Although the numerous scandals, debates and TV shows might tell us otherwise, democracy isn’t for our entertainment. Democracy is for us, the people. We do matter. We cannot sit back and enjoy the spectacle — this isn’t a circus.

Right now, a lot of Americans probably feel like it is. But that doesn’t absolve our responsibility to our nation or to our fellow Americans.

If we don’t vote, we are giving up our power.

If we don’t vote, we accept that our votes don’t matter. We give up the opportunity to participate collectively, losing a greater sense of community and further isolating the political individual. We perpetuate and create more problems than we solve, because we certainly can’t solve anything by not doing anything.

Ashley makes an interesting point when he says that “voting for the sake of voting isn’t true democracy.”

But it is incorrect that such voting “isn’t an accurate representation of what the country wants.” If those who want to vote vote, and those who don’t want to vote don’t vote, then it actually would be an accurate representation of what the country wants. It just wouldn’t be an accurate representation of a healthy, functioning democracy and citizenry. People will vote for whom they want in government, and that political concept is one of the fundamental blocks of America.

A poor selection of candidates is a poor excuse. We have multiple political parties for a reason, so that candidates can differ, disagree and debate. None of them are the same in that they all believe or stand for the different platforms.

Important questions a voter should consider before voting include: What is most important to me? What policies do I find significant to our nation and to me personally? Which candidate best represents my values or beliefs?

The system is developed so that voters can ultimately choose the candidate that most appeals to them.

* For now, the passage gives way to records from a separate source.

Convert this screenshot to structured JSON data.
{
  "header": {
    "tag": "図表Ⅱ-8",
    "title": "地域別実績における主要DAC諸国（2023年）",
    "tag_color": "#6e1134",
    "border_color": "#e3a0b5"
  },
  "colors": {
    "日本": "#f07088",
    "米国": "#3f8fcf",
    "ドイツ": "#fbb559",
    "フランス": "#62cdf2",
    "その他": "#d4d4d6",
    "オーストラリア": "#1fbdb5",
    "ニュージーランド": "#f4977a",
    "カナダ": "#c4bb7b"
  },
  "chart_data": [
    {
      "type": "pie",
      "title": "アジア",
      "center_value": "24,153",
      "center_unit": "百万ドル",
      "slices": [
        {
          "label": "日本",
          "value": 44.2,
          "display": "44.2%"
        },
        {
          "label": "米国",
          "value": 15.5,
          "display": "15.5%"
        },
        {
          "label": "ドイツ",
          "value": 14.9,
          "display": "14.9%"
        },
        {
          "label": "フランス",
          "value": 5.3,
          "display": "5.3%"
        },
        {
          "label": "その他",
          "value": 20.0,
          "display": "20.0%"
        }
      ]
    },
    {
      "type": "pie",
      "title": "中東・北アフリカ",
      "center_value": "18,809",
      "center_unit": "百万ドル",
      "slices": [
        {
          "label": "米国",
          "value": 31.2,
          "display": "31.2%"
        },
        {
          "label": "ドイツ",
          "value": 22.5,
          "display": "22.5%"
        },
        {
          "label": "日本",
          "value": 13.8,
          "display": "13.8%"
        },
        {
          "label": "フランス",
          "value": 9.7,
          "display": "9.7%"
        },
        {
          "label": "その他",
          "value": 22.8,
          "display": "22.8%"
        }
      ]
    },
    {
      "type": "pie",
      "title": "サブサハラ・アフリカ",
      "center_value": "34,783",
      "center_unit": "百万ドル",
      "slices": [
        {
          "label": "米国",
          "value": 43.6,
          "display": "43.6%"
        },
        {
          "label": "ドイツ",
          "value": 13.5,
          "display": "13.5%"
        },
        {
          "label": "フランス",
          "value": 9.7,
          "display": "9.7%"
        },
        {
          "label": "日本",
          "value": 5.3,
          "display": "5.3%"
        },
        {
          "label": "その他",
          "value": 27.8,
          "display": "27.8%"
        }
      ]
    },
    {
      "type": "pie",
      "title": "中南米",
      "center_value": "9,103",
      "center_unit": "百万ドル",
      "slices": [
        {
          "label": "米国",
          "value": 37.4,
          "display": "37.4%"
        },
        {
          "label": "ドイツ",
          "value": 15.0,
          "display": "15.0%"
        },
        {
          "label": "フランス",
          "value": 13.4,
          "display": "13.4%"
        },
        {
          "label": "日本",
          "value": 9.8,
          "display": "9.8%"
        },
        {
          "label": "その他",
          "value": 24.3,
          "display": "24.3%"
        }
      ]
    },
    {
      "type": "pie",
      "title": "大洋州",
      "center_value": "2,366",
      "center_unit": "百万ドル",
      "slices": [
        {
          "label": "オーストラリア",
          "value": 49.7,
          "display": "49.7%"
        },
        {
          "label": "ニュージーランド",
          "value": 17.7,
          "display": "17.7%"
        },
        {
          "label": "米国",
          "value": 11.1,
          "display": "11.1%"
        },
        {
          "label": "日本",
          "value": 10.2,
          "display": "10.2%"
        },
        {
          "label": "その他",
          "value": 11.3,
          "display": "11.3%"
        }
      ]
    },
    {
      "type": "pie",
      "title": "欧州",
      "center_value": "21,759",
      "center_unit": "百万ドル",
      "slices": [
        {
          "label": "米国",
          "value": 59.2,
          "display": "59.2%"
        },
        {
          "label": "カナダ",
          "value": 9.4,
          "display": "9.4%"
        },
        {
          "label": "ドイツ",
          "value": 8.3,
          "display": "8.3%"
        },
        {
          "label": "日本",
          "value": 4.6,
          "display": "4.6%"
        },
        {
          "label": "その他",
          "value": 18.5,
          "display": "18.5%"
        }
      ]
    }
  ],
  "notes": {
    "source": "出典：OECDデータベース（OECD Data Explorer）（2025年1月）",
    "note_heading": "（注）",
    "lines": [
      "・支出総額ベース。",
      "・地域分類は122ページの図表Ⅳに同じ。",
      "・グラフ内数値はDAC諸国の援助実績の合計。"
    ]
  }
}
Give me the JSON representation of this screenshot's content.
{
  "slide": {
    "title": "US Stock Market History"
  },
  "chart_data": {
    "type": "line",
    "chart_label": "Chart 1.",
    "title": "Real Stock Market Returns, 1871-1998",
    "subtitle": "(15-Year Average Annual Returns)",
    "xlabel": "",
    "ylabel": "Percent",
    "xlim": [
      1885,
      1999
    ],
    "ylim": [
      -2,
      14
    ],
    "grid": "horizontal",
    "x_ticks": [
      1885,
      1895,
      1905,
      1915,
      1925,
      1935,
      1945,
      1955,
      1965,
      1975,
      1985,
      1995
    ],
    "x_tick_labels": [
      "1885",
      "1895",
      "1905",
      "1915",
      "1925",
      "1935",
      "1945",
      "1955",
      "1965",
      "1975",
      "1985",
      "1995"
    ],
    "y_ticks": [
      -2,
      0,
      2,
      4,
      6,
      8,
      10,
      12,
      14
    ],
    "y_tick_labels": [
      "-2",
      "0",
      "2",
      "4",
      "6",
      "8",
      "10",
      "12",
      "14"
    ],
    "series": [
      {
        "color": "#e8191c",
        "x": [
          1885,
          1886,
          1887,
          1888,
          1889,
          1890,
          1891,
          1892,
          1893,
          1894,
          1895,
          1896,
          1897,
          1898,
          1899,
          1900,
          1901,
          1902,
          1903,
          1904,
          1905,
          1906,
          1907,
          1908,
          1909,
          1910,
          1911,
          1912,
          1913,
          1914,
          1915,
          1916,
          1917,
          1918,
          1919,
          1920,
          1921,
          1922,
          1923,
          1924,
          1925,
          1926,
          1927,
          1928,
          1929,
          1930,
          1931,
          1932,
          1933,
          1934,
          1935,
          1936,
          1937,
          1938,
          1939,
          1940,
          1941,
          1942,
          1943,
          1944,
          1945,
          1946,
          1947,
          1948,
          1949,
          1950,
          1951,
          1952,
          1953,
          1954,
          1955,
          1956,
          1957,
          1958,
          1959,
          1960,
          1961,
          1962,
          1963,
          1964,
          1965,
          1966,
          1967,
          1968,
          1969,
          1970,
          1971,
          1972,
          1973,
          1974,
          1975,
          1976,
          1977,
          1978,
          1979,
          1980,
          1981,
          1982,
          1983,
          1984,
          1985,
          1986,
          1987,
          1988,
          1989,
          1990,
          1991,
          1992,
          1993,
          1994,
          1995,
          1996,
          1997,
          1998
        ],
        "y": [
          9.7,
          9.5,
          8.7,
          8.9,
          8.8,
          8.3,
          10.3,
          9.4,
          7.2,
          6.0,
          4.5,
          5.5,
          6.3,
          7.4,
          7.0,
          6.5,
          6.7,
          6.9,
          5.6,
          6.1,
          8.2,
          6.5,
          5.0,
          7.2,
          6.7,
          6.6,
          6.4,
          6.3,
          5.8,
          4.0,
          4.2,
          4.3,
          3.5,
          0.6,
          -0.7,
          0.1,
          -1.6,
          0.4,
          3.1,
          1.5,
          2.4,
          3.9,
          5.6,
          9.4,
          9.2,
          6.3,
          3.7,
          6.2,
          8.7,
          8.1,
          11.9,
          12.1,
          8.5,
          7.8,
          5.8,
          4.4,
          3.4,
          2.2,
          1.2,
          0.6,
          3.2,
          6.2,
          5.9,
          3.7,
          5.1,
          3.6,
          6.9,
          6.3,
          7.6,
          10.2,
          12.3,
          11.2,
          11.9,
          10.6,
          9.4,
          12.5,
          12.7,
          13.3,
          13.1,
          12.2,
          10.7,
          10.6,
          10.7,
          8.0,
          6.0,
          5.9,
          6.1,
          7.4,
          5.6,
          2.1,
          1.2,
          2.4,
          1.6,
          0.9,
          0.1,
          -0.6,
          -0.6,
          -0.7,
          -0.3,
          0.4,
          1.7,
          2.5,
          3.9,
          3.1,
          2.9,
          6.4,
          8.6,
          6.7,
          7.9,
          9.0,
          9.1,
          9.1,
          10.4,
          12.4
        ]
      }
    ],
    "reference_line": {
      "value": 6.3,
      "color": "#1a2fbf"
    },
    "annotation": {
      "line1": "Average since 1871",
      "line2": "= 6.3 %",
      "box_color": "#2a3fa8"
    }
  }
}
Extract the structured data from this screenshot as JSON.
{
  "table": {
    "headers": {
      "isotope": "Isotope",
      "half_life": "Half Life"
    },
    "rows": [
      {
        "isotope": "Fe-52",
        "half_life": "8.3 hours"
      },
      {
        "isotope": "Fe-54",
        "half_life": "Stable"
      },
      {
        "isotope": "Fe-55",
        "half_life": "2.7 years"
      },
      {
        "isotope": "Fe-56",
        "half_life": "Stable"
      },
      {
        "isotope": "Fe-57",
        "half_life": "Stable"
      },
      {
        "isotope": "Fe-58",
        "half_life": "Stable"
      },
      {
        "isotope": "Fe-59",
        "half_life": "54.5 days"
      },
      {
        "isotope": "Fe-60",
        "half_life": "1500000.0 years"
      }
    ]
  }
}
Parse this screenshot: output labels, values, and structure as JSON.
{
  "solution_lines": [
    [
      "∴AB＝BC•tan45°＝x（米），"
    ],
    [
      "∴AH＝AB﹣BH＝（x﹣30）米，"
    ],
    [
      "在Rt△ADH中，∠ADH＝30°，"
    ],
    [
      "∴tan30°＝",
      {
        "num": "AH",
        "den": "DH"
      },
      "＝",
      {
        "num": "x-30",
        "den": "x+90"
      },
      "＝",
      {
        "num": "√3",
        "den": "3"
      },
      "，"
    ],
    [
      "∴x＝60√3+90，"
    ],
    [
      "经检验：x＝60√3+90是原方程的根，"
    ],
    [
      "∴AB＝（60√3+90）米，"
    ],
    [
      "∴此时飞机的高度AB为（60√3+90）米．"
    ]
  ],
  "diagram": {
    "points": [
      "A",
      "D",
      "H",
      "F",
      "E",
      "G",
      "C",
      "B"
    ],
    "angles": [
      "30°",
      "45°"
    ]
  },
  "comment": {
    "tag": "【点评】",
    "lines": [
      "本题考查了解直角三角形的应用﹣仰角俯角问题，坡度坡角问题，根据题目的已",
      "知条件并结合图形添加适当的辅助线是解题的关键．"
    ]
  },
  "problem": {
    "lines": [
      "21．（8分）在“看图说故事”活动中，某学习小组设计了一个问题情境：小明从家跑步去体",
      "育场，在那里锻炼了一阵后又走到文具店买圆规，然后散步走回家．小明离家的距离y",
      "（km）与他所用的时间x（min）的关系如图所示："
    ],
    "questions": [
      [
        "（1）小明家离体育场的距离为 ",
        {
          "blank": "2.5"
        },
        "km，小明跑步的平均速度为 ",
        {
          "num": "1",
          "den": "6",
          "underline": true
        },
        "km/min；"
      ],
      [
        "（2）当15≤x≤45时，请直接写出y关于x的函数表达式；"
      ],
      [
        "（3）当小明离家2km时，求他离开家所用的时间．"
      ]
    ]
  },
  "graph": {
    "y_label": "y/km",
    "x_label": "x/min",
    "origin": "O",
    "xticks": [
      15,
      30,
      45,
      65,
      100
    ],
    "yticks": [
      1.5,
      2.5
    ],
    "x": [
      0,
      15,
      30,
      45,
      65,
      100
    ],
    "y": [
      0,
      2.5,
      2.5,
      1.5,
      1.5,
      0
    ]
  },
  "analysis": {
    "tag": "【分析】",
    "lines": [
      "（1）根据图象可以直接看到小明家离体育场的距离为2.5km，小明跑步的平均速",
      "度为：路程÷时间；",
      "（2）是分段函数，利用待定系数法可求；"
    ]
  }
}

It is almost guaranteed that over the course of a lifetime one will come across a presidential election that consists of less than favorable politicians. But guess what? That’s politics. Our system delivers unfavorable and favorable politicians alike. Sometimes, it might feel like we must choose between the lesser of two evils, but we must choose nonetheless. By not voting, we risk possibly electing the greater evil. When we vote, at least we have the opportunity to decide who we want to represent us.

American citizens over the age of 18 have a duty to follow the presidential campaign. Make an effort to stay informed. Watch the debates. Think, reflect, decide and then vote.

Come Nov. 8, every citizen should have reason to prefer one candidate over the others.

Elena Margarella is a College freshman from Tampa, Florida.